I was in a blind on a slight rise of ground with the dykes behind me, my decoys spread out in the snow. Wearing white camouflage and partially hidden by a snow drift, I hoped there was enough concealment to fool ducks. It was the third day of the extended season, and as far as I know the first time ever in Kings County for January puddle duck hunting.

Earlier I spotted ducks scattered all over the field I was set up in. By a small patch of standing corn the snow had been covered with ducks. Some were dropping into the corn, but most of the ducks were scattered over the field. Looking the situation over and after checking out the field a couple of times, I decided to set a blind up several hundred meters from the standing corn.

Now, if you’re a waterfowler, you undoubtedly see something wrong with the scenario I’ve described. If most of the ducks were feeding in the corn and the field around it, why was I set up so far away from the hotspot? Why wasn’t I down in the corn where it seemed a sure thing to bag a few ducks?

The answer is the hunting regulation that, in effect, says no one can hunt legally within 182 meters of a building. Nearby was a small outbuilding I estimated probably wasn’t legal shooting distance from the stand of corn. Maybe it was more than 182 meters from the outbuilding to the corn, maybe it wasn’t. I couldn’t tell for sure. Bottom line is that I didn’t want to chance running afoul of game wardens and have them decide I was legal or not. I stayed well away from the corn, setting up my blind where I knew I was okay and where I had permission to hunt. I was hoping of course to attract some of the ducks that were winging into the corn.

This didn’t happen. Not a single duck came my way. I was simply outdecoyed by all the birds feeding around the corn. I sat in that ditch four hours on the coldest days of the winter and watched a couple of hundred black ducks and mallards wing into the corn and ignore my decoys and calling.

That was my first January duck hunting experience but it wouldn’t be my last. Snowshoeing on the dykes in past winters I’d found that even when dykeland fields were covered with snow, ducks still came into them; some were feeding in corn stubbles, some apparently just resting. Like a lot of hunters I took advantage of this during the extended season this year and it was surprisingly good.

Summing up the short January season here, one hunter told me that to get some ducks “all you had to do was throw some decoys out on the snow and hide in a ditch.” Well, almost. I should have told him about the field I found, where there was standing corn hundreds of ducks visited every day. Why should I be the only one frustrated?


In one of my favourite upland hunting books by E. C. Janes, the author mentions a wily pheasant outwitting him by dodging around all three side of a big grassy field, dog in pursuit, before safely flushing.

In another of my books on hunting, the author, George Bird Evans, cautions to be quiet as possible pheasant hunting since nothing clears a covert of cock birds as fast as a human voice. Along the same line, we found the bells on our dogs alerted pheasants and they were flushing before we could get close. We did better when we removed the bells.

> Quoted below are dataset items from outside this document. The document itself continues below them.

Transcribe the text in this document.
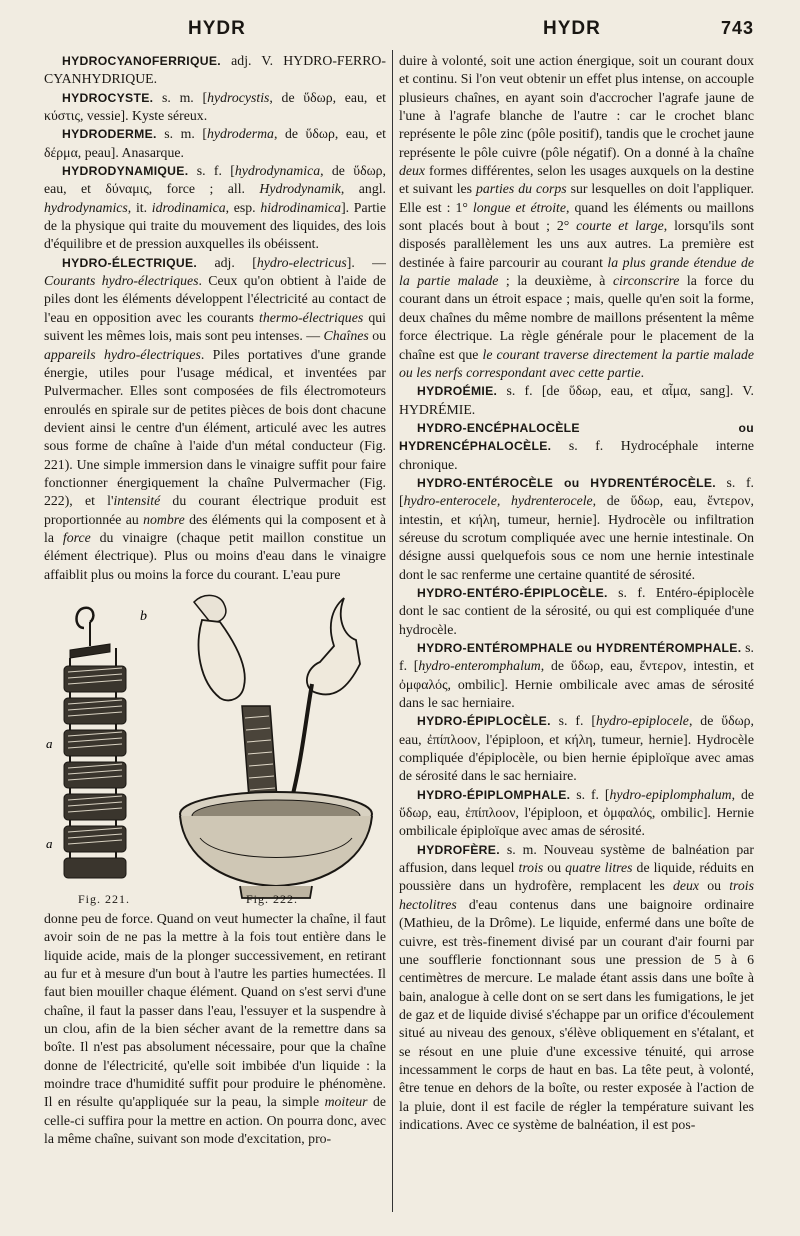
HYDR	HYDR	743

HYDROCYANOFERRIQUE. adj. V. HYDRO-FERRO-CYANHYDRIQUE.

HYDROCYSTE. s. m. [hydrocystis, de ὕδωρ, eau, et κύστις, vessie]. Kyste séreux.

HYDRODERME. s. m. [hydroderma, de ὕδωρ, eau, et δέρμα, peau]. Anasarque.

HYDRODYNAMIQUE. s. f. [hydrodynamica, de ὕδωρ, eau, et δύναμις, force ; all. Hydrodynamik, angl. hydrodynamics, it. idrodinamica, esp. hidrodinamica]. Partie de la physique qui traite du mouvement des liquides, des lois d'équilibre et de pression auxquelles ils obéissent.

HYDRO-ÉLECTRIQUE. adj. [hydro-electricus]. — Courants hydro-électriques. Ceux qu'on obtient à l'aide de piles dont les éléments développent l'électricité au contact de l'eau en opposition avec les courants thermo-électriques qui suivent les mêmes lois, mais sont peu intenses. — Chaînes ou appareils hydro-électriques. Piles portatives d'une grande énergie, utiles pour l'usage médical, et inventées par Pulvermacher. Elles sont composées de fils électromoteurs enroulés en spirale sur de petites pièces de bois dont chacune devient ainsi le centre d'un élément, articulé avec les autres sous forme de chaîne à l'aide d'un métal conducteur (Fig. 221). Une simple immersion dans le vinaigre suffit pour faire fonctionner énergiquement la chaîne Pulvermacher (Fig. 222), et l'intensité du courant électrique produit est proportionnée au nombre des éléments qui la composent et à la force du vinaigre (chaque petit maillon constitue un élément électrique). Plus ou moins d'eau dans le vinaigre affaiblit plus ou moins la force du courant. L'eau pure

b
a
a
Fig. 221.	Fig. 222.

donne peu de force. Quand on veut humecter la chaîne, il faut avoir soin de ne pas la mettre à la fois tout entière dans le liquide acide, mais de la plonger successivement, en retirant au fur et à mesure d'un bout à l'autre les parties humectées. Il faut bien mouiller chaque élément. Quand on s'est servi d'une chaîne, il faut la passer dans l'eau, l'essuyer et la suspendre à un clou, afin de la bien sécher avant de la remettre dans sa boîte. Il n'est pas absolument nécessaire, pour que la chaîne donne de l'électricité, qu'elle soit imbibée d'un liquide : la moindre trace d'humidité suffit pour produire le phénomène. Il en résulte qu'appliquée sur la peau, la simple moiteur de celle-ci suffira pour la mettre en action. On pourra donc, avec la même chaîne, suivant son mode d'excitation, pro-

duire à volonté, soit une action énergique, soit un courant doux et continu. Si l'on veut obtenir un effet plus intense, on accouple plusieurs chaînes, en ayant soin d'accrocher l'agrafe jaune de l'une à l'agrafe blanche de l'autre : car le crochet blanc représente le pôle zinc (pôle positif), tandis que le crochet jaune représente le pôle cuivre (pôle négatif). On a donné à la chaîne deux formes différentes, selon les usages auxquels on la destine et suivant les parties du corps sur lesquelles on doit l'appliquer. Elle est : 1° longue et étroite, quand les éléments ou maillons sont placés bout à bout ; 2° courte et large, lorsqu'ils sont disposés parallèlement les uns aux autres. La première est destinée à faire parcourir au courant la plus grande étendue de la partie malade ; la deuxième, à circonscrire la force du courant dans un étroit espace ; mais, quelle qu'en soit la forme, deux chaînes du même nombre de maillons présentent la même force électrique. La règle générale pour le placement de la chaîne est que le courant traverse directement la partie malade ou les nerfs correspondant avec cette partie.

HYDROÉMIE. s. f. [de ὕδωρ, eau, et αἷμα, sang]. V. HYDRÉMIE.

HYDRO-ENCÉPHALOCÈLE ou HYDRENCÉPHALOCÈLE. s. f. Hydrocéphale interne chronique.

HYDRO-ENTÉROCÈLE ou HYDRENTÉROCÈLE. s. f. [hydro-enterocele, hydrenterocele, de ὕδωρ, eau, ἔντερον, intestin, et κήλη, tumeur, hernie]. Hydrocèle ou infiltration séreuse du scrotum compliquée avec une hernie intestinale. On désigne aussi quelquefois sous ce nom une hernie intestinale dont le sac renferme une certaine quantité de sérosité.

HYDRO-ENTÉRO-ÉPIPLOCÈLE. s. f. Entéro-épiplocèle dont le sac contient de la sérosité, ou qui est compliquée d'une hydrocèle.

HYDRO-ENTÉROMPHALE ou HYDRENTÉROMPHALE. s. f. [hydro-enteromphalum, de ὕδωρ, eau, ἔντερον, intestin, et ὀμφαλός, ombilic]. Hernie ombilicale avec amas de sérosité dans le sac herniaire.

HYDRO-ÉPIPLOCÈLE. s. f. [hydro-epiplocele, de ὕδωρ, eau, ἐπίπλοον, l'épiploon, et κήλη, tumeur, hernie]. Hydrocèle compliquée d'épiplocèle, ou bien hernie épiploïque avec amas de sérosité dans le sac herniaire.

HYDRO-ÉPIPLOMPHALE. s. f. [hydro-epiplomphalum, de ὕδωρ, eau, ἐπίπλοον, l'épiploon, et ὀμφαλός, ombilic]. Hernie ombilicale épiploïque avec amas de sérosité.

HYDROFÈRE. s. m. Nouveau système de balnéation par affusion, dans lequel trois ou quatre litres de liquide, réduits en poussière dans un hydrofère, remplacent les deux ou trois hectolitres d'eau contenus dans une baignoire ordinaire (Mathieu, de la Drôme). Le liquide, enfermé dans une boîte de cuivre, est très-finement divisé par un courant d'air fourni par une soufflerie fonctionnant sous une pression de 5 à 6 centimètres de mercure. Le malade étant assis dans une boîte à bain, analogue à celle dont on se sert dans les fumigations, le jet de gaz et de liquide divisé s'échappe par un orifice d'écoulement situé au niveau des genoux, s'élève obliquement en s'étalant, et se résout en une pluie d'une excessive ténuité, qui arrose incessamment le corps de haut en bas. La tête peut, à volonté, être tenue en dehors de la boîte, ou rester exposée à l'action de la pluie, dont il est facile de régler la température suivant les indications. Avec ce système de balnéation, il est pos-
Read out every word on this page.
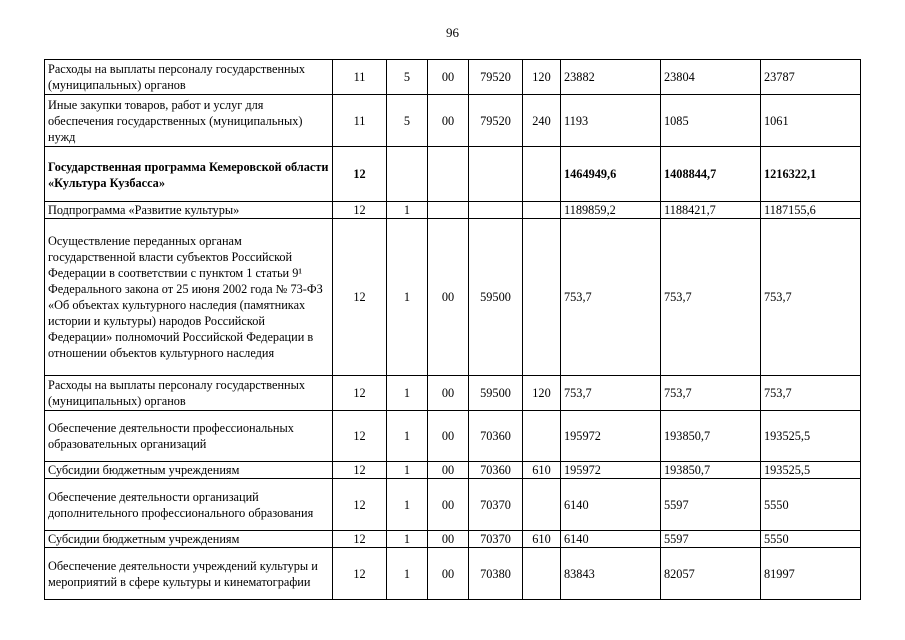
96
Расходы на выплаты персоналу государственных (муниципальных) органов	11	5	00	79520	120	23882	23804	23787
Иные закупки товаров, работ и услуг для обеспечения государственных (муниципальных) нужд	11	5	00	79520	240	1193	1085	1061
Государственная программа Кемеровской области «Культура Кузбасса»	12					1464949,6	1408844,7	1216322,1
Подпрограмма «Развитие культуры»	12	1				1189859,2	1188421,7	1187155,6
Осуществление переданных органам государственной власти субъектов Российской Федерации в соответствии с пунктом 1 статьи 9¹ Федерального закона от 25 июня 2002 года № 73-ФЗ «Об объектах культурного наследия (памятниках истории и культуры) народов Российской Федерации» полномочий Российской Федерации в отношении объектов культурного наследия	12	1	00	59500		753,7	753,7	753,7
Расходы на выплаты персоналу государственных (муниципальных) органов	12	1	00	59500	120	753,7	753,7	753,7
Обеспечение деятельности профессиональных образовательных организаций	12	1	00	70360		195972	193850,7	193525,5
Субсидии бюджетным учреждениям	12	1	00	70360	610	195972	193850,7	193525,5
Обеспечение деятельности организаций дополнительного профессионального образования	12	1	00	70370		6140	5597	5550
Субсидии бюджетным учреждениям	12	1	00	70370	610	6140	5597	5550
Обеспечение деятельности учреждений культуры и мероприятий в сфере культуры и кинематографии	12	1	00	70380		83843	82057	81997
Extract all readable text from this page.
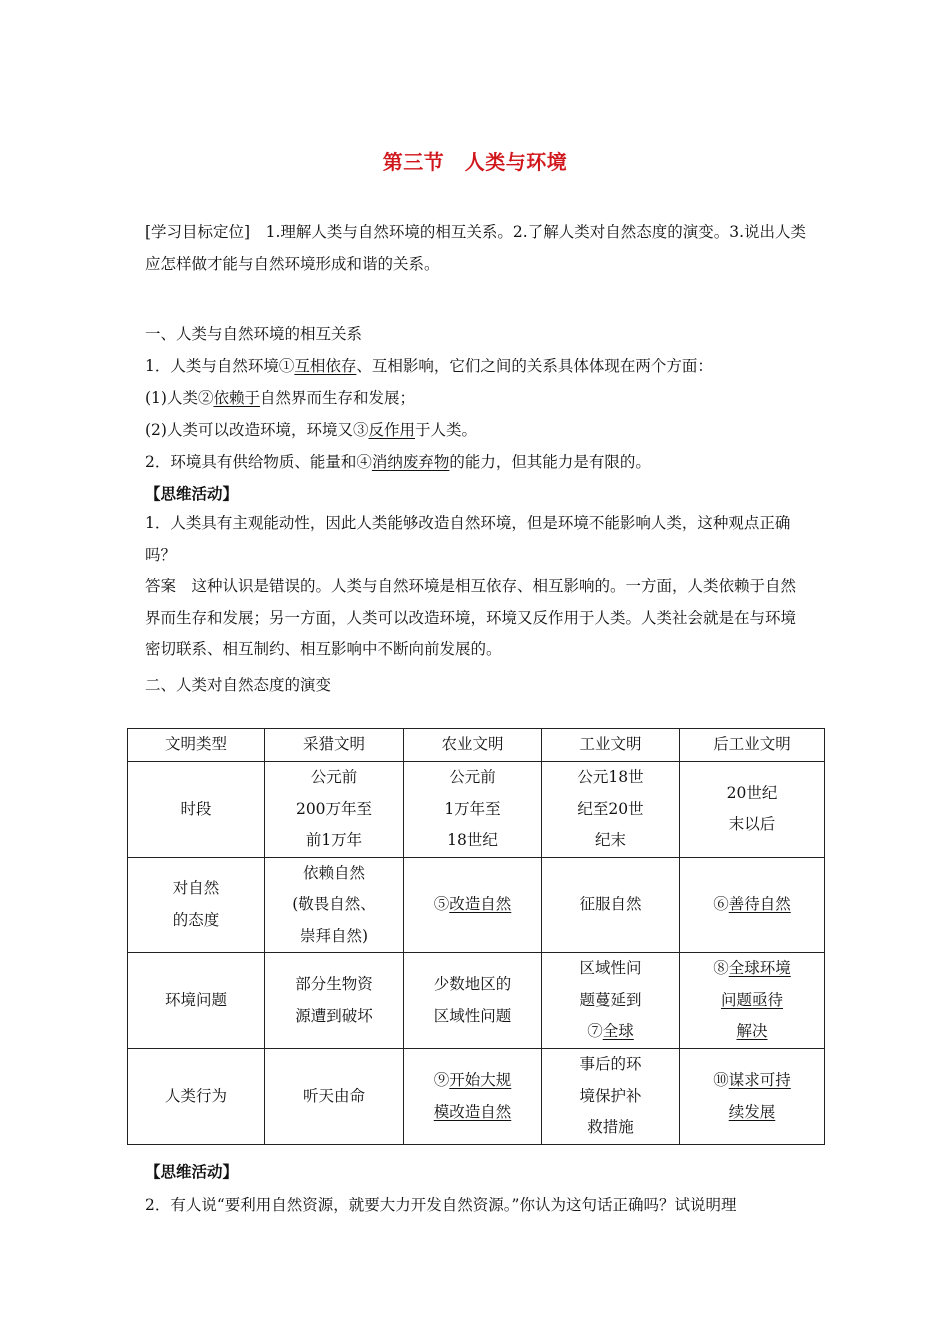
第三节　人类与环境
[学习目标定位]　 1.理解人类与自然环境的相互关系。2.了解人类对自然态度的演变。3.说出人类应怎样做才能与自然环境形成和谐的关系。
一、人类与自然环境的相互关系
1．人类与自然环境①互相依存、互相影响，它们之间的关系具体体现在两个方面：
(1)人类②依赖于自然界而生存和发展；
(2)人类可以改造环境，环境又③反作用于人类。
2．环境具有供给物质、能量和④消纳废弃物的能力，但其能力是有限的。
【思维活动】
1．人类具有主观能动性，因此人类能够改造自然环境，但是环境不能影响人类，这种观点正确吗？
答案　这种认识是错误的。人类与自然环境是相互依存、相互影响的。一方面，人类依赖于自然界而生存和发展；另一方面，人类可以改造环境，环境又反作用于人类。人类社会就是在与环境密切联系、相互制约、相互影响中不断向前发展的。
二、人类对自然态度的演变
文明类型	采猎文明	农业文明	工业文明	后工业文明
时段	公元前
200万年至
前1万年	公元前
1万年至
18世纪	公元18世
纪至20世
纪末	20世纪
末以后
对自然
的态度	依赖自然
(敬畏自然、
崇拜自然)	⑤改造自然	征服自然	⑥善待自然
环境问题	部分生物资
源遭到破坏	少数地区的
区域性问题	区域性问
题蔓延到
⑦全球	⑧全球环境
问题亟待
解决
人类行为	听天由命	⑨开始大规
模改造自然	事后的环
境保护补
救措施	⑩谋求可持
续发展
【思维活动】
2．有人说“要利用自然资源，就要大力开发自然资源。”你认为这句话正确吗？试说明理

Now human brains are hundreds of times larger than pheasant brains and unquestionably thousands of times more intelligent. Yet we have experienced hunters apparently being outwitted by pheasants as per E. C. Janes, and pheasants that can put two and two together, apparently equating human voices and dog bells with imminent danger.

How could this be? The average human brain weighs on average 1,300 to 1,400 grams, or for those of us who still think pre-metric, about three pounds. The average brain weight of a ring-necked pheasant? About 4 grams or about 0.49384 parts of an ounce.

Amazing isn’t it. The rooster pheasant’s brain is a speck of dust compared to a human brain. Yet a bird with a brain that tiny occasionally stymies hunters? Now, don’t say this doesn’t happen. Every experienced hunter and more than a few tyros too, have their tales to tell of being bamboozled by ring-necked roosters.

The ring-necked pheasant is legendary for its wizardry in the field, both at skulking and hiding and by simply using manoeuvres that confuse hunters and their dogs. The bird is born cautious and super alert. Think, however, of all the times you’ve bagged pheasants easily, birds that held for the dog, birds that waited until you were close before flushing.

Now, most of the time those easy birds are taken early in the season. It’s a fact that most of the pheasants shot early are first year birds. Once educated, however, once they survive the early season massacre, pheasants became more difficult to pin down and put in the game bag. These pheasants learn quickly. They’re the birds that sometimes fool us and make pheasant hunting challenging.

Pheasants that survive into the second season become even more difficult to hunt. From vantage points I’ve watched roosters circle around my hunting companions and sneak off. Old, seasoned roosters often will run and refuse to flush until out of danger. Sometimes they refuse to fly even when a dog closes in on them. Four times this past fall my dog pointed on roosters that wouldn’t move, birds I actually had to kick out of the cover with my foot. Two of those roosters – undoubtedly old hunter-wise birds that sensed flying wasn’t an option – took off running and probably are still out there somewhere.

One of my friends coined a neat phrase that described what those crafty, long-lived roosters were capable of doing. “They’re playing games with us,” he said. “Pheasant games.”